Elle abaissa de nouveau les yeux vers le reître. Le sourire qu’il lui adressa fut tel qu’elle s’empourpra, dut se détourner. « Il n’en fera rien.
— Comment pouvez-vous le savoir ? »
Elle désigna les pièces de viande saignante et noircie dont se gorgeaient, lichette après lichette, les dragons. « A mes yeux, cela seul suffirait à prouver sa sincérité. Daario Naharis, tenez vos Corbeaux Tornade prêts à frapper l’arrière des Yunkaïis aussitôt que mon attaque débutera. Vous est-il possible de regagner sain et sauf leur camp ?
— S’ils m’arrêtent, je dirai que j’étais sorti en éclaireur et que je n’ai rien vu. » Il se releva, s’inclina et sortit en coup de vent.
Ser Jorah Mormont s’attarda, lui. « Votre Grâce, dit-il, de façon trop brusque, c’est une bourde. Nous ne savons rien de cet individu, et…
— Nous savons qu’il est un prodigieux guerrier.
— Un prodigieux hâbleur, vous voulez dire.
— Il nous apporte les Corbeaux Tornade. » Et il a des yeux bleus.
« Cinq cents mercenaires de loyauté pour le moins douteuse.
— Toutes les loyautés sont pour le moins douteuses, dans une époque comme la nôtre », lui rappela-t-elle. Et je serai encore trahie deux fois, l’une pour l’or, l’autre pour l’amour.
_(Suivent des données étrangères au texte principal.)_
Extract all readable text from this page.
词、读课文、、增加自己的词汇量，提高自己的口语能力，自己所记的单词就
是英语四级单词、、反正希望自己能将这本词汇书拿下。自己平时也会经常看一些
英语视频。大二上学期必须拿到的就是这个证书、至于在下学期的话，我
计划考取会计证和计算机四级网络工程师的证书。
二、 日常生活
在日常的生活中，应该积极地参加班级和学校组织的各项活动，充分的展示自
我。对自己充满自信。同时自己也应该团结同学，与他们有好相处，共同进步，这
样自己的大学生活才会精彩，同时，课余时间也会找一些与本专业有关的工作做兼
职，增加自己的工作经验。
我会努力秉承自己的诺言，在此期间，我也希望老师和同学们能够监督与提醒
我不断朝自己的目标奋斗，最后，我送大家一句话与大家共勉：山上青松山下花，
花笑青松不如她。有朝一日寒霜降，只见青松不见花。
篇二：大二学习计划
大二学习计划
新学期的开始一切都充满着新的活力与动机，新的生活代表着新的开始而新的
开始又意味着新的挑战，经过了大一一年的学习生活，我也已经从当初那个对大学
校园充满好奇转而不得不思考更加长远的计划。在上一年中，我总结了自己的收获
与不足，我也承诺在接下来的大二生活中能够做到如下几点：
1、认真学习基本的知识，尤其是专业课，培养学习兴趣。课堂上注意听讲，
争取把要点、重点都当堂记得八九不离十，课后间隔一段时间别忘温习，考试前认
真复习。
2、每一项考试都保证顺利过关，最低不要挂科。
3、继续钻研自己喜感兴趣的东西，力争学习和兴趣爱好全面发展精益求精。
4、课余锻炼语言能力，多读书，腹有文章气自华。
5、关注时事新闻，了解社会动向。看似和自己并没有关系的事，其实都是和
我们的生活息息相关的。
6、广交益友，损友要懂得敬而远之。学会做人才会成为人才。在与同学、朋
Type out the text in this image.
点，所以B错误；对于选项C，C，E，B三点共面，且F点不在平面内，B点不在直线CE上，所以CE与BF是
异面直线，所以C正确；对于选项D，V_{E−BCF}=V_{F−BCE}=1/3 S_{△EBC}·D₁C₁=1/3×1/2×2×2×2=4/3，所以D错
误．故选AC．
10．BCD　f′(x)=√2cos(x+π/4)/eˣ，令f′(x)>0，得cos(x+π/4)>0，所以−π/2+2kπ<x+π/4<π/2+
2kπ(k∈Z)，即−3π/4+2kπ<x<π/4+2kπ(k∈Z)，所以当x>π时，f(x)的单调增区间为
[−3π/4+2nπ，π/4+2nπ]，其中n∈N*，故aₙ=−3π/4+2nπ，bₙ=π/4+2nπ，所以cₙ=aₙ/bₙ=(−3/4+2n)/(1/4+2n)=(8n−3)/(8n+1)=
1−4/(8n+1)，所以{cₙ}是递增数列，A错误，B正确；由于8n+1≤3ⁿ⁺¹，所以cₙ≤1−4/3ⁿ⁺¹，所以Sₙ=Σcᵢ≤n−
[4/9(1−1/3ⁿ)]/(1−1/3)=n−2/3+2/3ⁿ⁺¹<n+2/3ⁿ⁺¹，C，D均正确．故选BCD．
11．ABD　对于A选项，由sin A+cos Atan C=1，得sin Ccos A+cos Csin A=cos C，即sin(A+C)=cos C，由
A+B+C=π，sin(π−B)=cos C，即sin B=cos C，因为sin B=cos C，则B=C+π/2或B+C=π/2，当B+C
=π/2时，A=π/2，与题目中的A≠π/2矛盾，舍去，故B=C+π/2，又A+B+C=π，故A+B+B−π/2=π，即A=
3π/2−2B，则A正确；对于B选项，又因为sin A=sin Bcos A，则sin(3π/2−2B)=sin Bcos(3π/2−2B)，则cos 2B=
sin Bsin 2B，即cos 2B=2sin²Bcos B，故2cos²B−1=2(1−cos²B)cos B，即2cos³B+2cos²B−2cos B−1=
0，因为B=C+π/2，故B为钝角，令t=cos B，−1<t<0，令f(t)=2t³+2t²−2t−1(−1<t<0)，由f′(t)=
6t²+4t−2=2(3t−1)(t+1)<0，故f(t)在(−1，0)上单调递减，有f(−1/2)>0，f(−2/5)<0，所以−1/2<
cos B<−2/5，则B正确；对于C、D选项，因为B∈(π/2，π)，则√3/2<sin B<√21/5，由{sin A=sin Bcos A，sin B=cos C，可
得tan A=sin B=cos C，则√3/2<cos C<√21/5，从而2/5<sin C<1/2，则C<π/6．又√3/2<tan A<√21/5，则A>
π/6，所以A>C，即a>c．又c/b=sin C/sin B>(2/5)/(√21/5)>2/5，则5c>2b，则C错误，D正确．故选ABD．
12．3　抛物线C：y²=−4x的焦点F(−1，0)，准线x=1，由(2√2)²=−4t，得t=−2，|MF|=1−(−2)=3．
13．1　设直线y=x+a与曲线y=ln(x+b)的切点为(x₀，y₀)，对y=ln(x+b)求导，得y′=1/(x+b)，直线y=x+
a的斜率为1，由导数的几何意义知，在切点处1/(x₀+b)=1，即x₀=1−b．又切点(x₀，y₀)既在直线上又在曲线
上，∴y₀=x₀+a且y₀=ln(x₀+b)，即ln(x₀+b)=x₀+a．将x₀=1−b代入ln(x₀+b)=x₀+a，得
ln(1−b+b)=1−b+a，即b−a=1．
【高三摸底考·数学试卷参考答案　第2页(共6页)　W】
« Daenerys, j’ai trois fois votre âge, reprit ser Jorah. Cela m’a permis de constater de mes propres yeux jusqu’où va la fausseté des hommes. Il en est très peu qui soient dignes de foi, et ce Daario Naharis n’est pas de ce nombre. Même la couleur de sa barbe est un artifice. »
Cette dernière remarque la fit bondir. « Tandis que votre barbe à vous est une barbe honnête, hein, c’est cela que vous m’insinuez ? Vous êtes l’unique homme à qui je devrais jamais me fier, n’est-ce pas ? »
Il se roidit. « Je n’ai rien dit de tel.
— Vous le dites à longueur de journée. Pyat Pree est un menteur, Xaro un intrigant, Belwas un matamore, Arstan un assassin…, me prenez-vous pour une oie blanche non déniaisée, dès lors incapable de percevoir les mots derrière les mots ?
— Votre Grâce… »
Elle s’acharna à le bouleverser : « J’ai trouvé en vous le meilleur ami que j’aie jamais eu, un meilleur frère que Viserys ne le fut jamais. Vous êtes le premier nommé de ma garde Régine, le chef suprême de mon armée, mon conseiller le plus estimé, ma précieuse main droite. Je vous honore, je vous respecte, je vous chéris – mais je ne vous désire pas, Jorah Mormont, et je suis lasse de vos manœuvres sempiternelles pour écarter de ma personne tout autre homme au monde, afin de me contraindre à devoir dépendre de vous, et de vous exclusivement. C’est là agir en pure perte, et vous n’y gagnerez jamais que je vous aime davantage. »
Si le début de ce discours avait fait rougir Mormont, la suite l’avait rendu blême. Il demeura d’abord comme pétrifié. « Si ma reine l’ordonne », lâcha-t-il enfin, froidement poli.